Alors que l’Aïd el-Kebir approche, fixé au 27 mai 2026, Bamako se prépare dans l’urgence à une Tabaski marquée par la pénurie. Depuis fin avril, le Groupe de soutien à l’islam et aux musulmans (JNIM), affilié à al-Qaïda, impose un blocus méthodique sur les axes vitaux reliant la capitale aux régions productrices du sud et de l’ouest, ainsi qu’aux frontières avec la Côte d’Ivoire, le Sénégal et la Mauritanie. Résultat : les convois de denrées, de moutons et de carburant, essentiels pour célébrer cette fête majeure, parviennent difficilement à destination.
Un encerclement économique aux conséquences sociales dévastatrices
Les attaques répétées des djihadistes ciblent désormais les artères logistiques de Bamako, transformant la capitale malienne en une place assiégée. Les camions de marchandises sont régulièrement incendiés, poussant transporteurs et commerçants à renoncer aux trajets sans escorte militaire. Bien que l’armée malienne escorte certains convois prioritaires, la fréquence des livraisons s’effondre, créant des goulots d’étranglement sans précédent.
Cette stratégie du JNIM, inédite par son ampleur, fragilise directement le quotidien des Bamakois.

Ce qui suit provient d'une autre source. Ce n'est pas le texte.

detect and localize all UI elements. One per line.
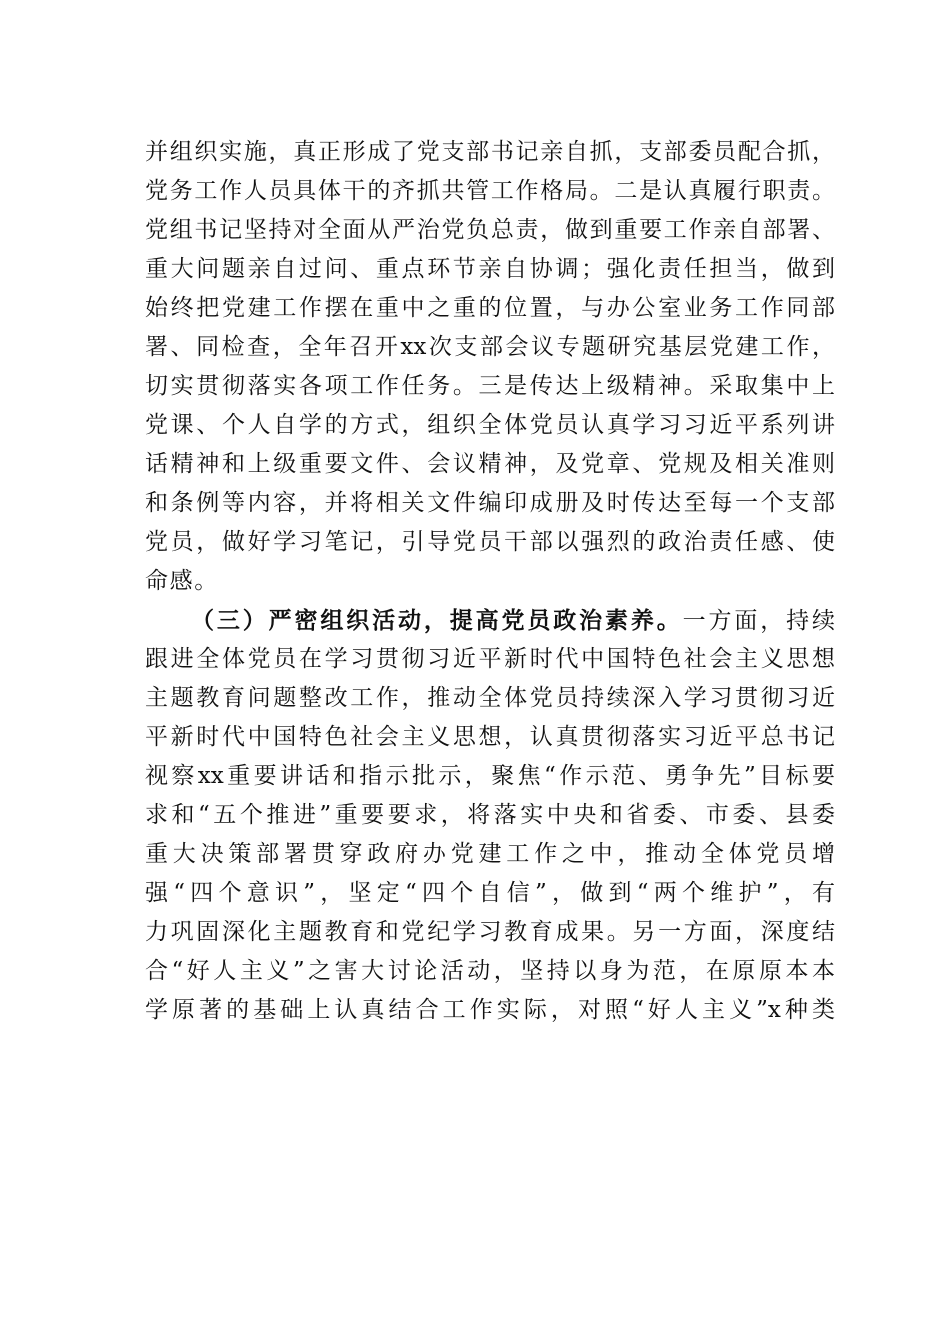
text-line-last: 命感。 — [145, 568, 219, 594]
section-first-line-text: 一方面，持续 — [682, 608, 835, 634]
text-line: 求和“五个推进”重要要求，将落实中央和省委、市委、县委 — [145, 802, 835, 828]
text-line: 强“四个意识”，坚定“四个自信”，做到“两个维护”，有 — [145, 880, 835, 906]
text-line: 话精神和上级重要文件、会议精神，及党章、党规及相关准则 — [145, 451, 835, 477]
text-line: 重大决策部署贯穿政府办党建工作之中，推动全体党员增 — [145, 841, 835, 867]
text-line: 跟进全体党员在学习贯彻习近平新时代中国特色社会主义思想 — [145, 646, 835, 672]
text-line: 和条例等内容，并将相关文件编印成册及时传达至每一个支部 — [145, 490, 835, 516]
text-line: 党员，做好学习笔记，引导党员干部以强烈的政治责任感、使 — [145, 529, 835, 555]
text-line: 始终把党建工作摆在重中之重的位置，与办公室业务工作同部 — [145, 295, 835, 321]
text-line: 并组织实施，真正形成了党支部书记亲自抓，支部委员配合抓， — [145, 139, 835, 165]
text-line: 切实贯彻落实各项工作任务。三是传达上级精神。采取集中上 — [145, 373, 835, 399]
text-line: 平新时代中国特色社会主义思想，认真贯彻落实习近平总书记 — [145, 724, 835, 750]
text-line: 重大问题亲自过问、重点环节亲自协调；强化责任担当，做到 — [145, 256, 835, 282]
text-line: 合“好人主义”之害大讨论活动，坚持以身为范，在原原本本 — [145, 958, 835, 984]
paragraph-organize-activities — [145, 601, 835, 1030]
text-line: 学原著的基础上认真结合工作实际，对照“好人主义”x种类 — [145, 997, 835, 1023]
text-line: 党组书记坚持对全面从严治党负总责，做到重要工作亲自部署、 — [145, 217, 835, 243]
paragraph-responsibility — [145, 133, 835, 601]
text-line: 党务工作人员具体干的齐抓共管工作格局。二是认真履行职责。 — [145, 178, 835, 204]
text-line: 力巩固深化主题教育和党纪学习教育成果。另一方面，深度结 — [145, 919, 835, 945]
text-line: 署、同检查，全年召开xx次支部会议专题研究基层党建工作， — [145, 334, 835, 360]
text-line: 主题教育问题整改工作，推动全体党员持续深入学习贯彻习近 — [145, 685, 835, 711]
text-line: 党课、个人自学的方式，组织全体党员认真学习习近平系列讲 — [145, 412, 835, 438]
section-heading: （三）严密组织活动，提高党员政治素养。 — [191, 607, 683, 634]
document-body — [145, 133, 835, 1030]
section-first-line — [145, 601, 835, 640]
text-line: 视察xx重要讲话和指示批示，聚焦“作示范、勇争先”目标要 — [145, 763, 835, 789]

Les familles, déjà éprouvées par des années de sanctions régionales et de retrait des partenaires internationaux, voient leur pouvoir d’achat s’effriter davantage. Le blocus ne se limite pas à une perturbation logistique : il s’agit d’une véritable asphyxie économique, conçue pour ébranler la légitimité des autorités de transition.
Le mouton de sacrifice, symbole d’une précarité grandissante
Sur les marchés de Bamako, l’offre de moutons de Tabaski est en chute libre. Les éleveurs des régions de Kayes et Koulikoro, ainsi que ceux du Sahel central, hésitent à prendre la route, craignant les embuscades. La rareté fait flamber les prix, rendant le mouton inaccessible pour une part croissante de la population. Pour honorer la tradition, beaucoup doivent s’endetter auprès de proches ou recourir à des crédits informels, une pratique devenue monnaie courante dans un pays où l’inflation grignote les budgets familiaux.
Mais le surcoût ne concerne pas seulement le bétail. Les produits de base – huile, sucre, épices – voient leurs tarifs exploser, aggravant la pression sur les ménages modestes. Ces derniers doivent arbitrer entre la qualité des achats, les quantités réduites, voire l’abandon pur et simple de certains plats festifs, faute de moyens. Une situation qui rappelle les années noires de crises économiques, mais dans un contexte où la sécurité alimentaire devient un enjeu politique.
Électricité et carburant : les maillons faibles d’une fête menacée
À ce tableau déjà sombre s’ajoute une crise énergétique chronique. La Société Énergie du Mali (EDM-SA), paralysée par des difficultés d’approvisionnement en hydrocarbures et un parc de production obsolète, impose des délestages fréquents et prolongés. Les coupures, parfois supérieures à douze heures, compliquent la conservation de la viande après le sacrifice et perturbent les petits commerces de quartier. Les stations-service, dépendantes des corridors ivoirien et sénégalais, subissent des ruptures d’approvisionnement en cascade, affectant le transport, les livraisons et même les groupes électrogènes des hôpitaux.
Face à cette situation, les autorités multiplient les assurances publiques, promettant une stabilité relative sans pour autant pouvoir lever les blocages structurels. Le risque de tensions sociales plane, alors que la Tabaski est traditionnellement un moment de retrouvailles et de partage.
Un défi de souveraineté pour les autorités maliennes
Pour le gouvernement de transition, cette Tabaski 2026 représente un véritable test de crédibilité. La capacité à sécuriser, ne serait-ce qu’en partie, les corridors d’approvisionnement devient un enjeu de souveraineté nationale. Les observateurs soulignent que cette stratégie d’asphyxie économique, inédite par son ampleur à Bamako, rappelle les blocus subis par des villes comme Djibo au Burkina Faso voisin. Une tactique qui vise à fragiliser la cohésion sociale et à fragiliser la confiance dans les institutions.
La fête se déroulera donc dans une atmosphère contenue, loin de l’effervescence des années précédentes. Au-delà de la dimension religieuse, c’est la résilience même de Bamako face à une guerre asymétrique qui se joue dans les marchés et les stations-service. Une épreuve qui pourrait redéfinir les équilibres politiques et sociaux du pays dans les mois à venir.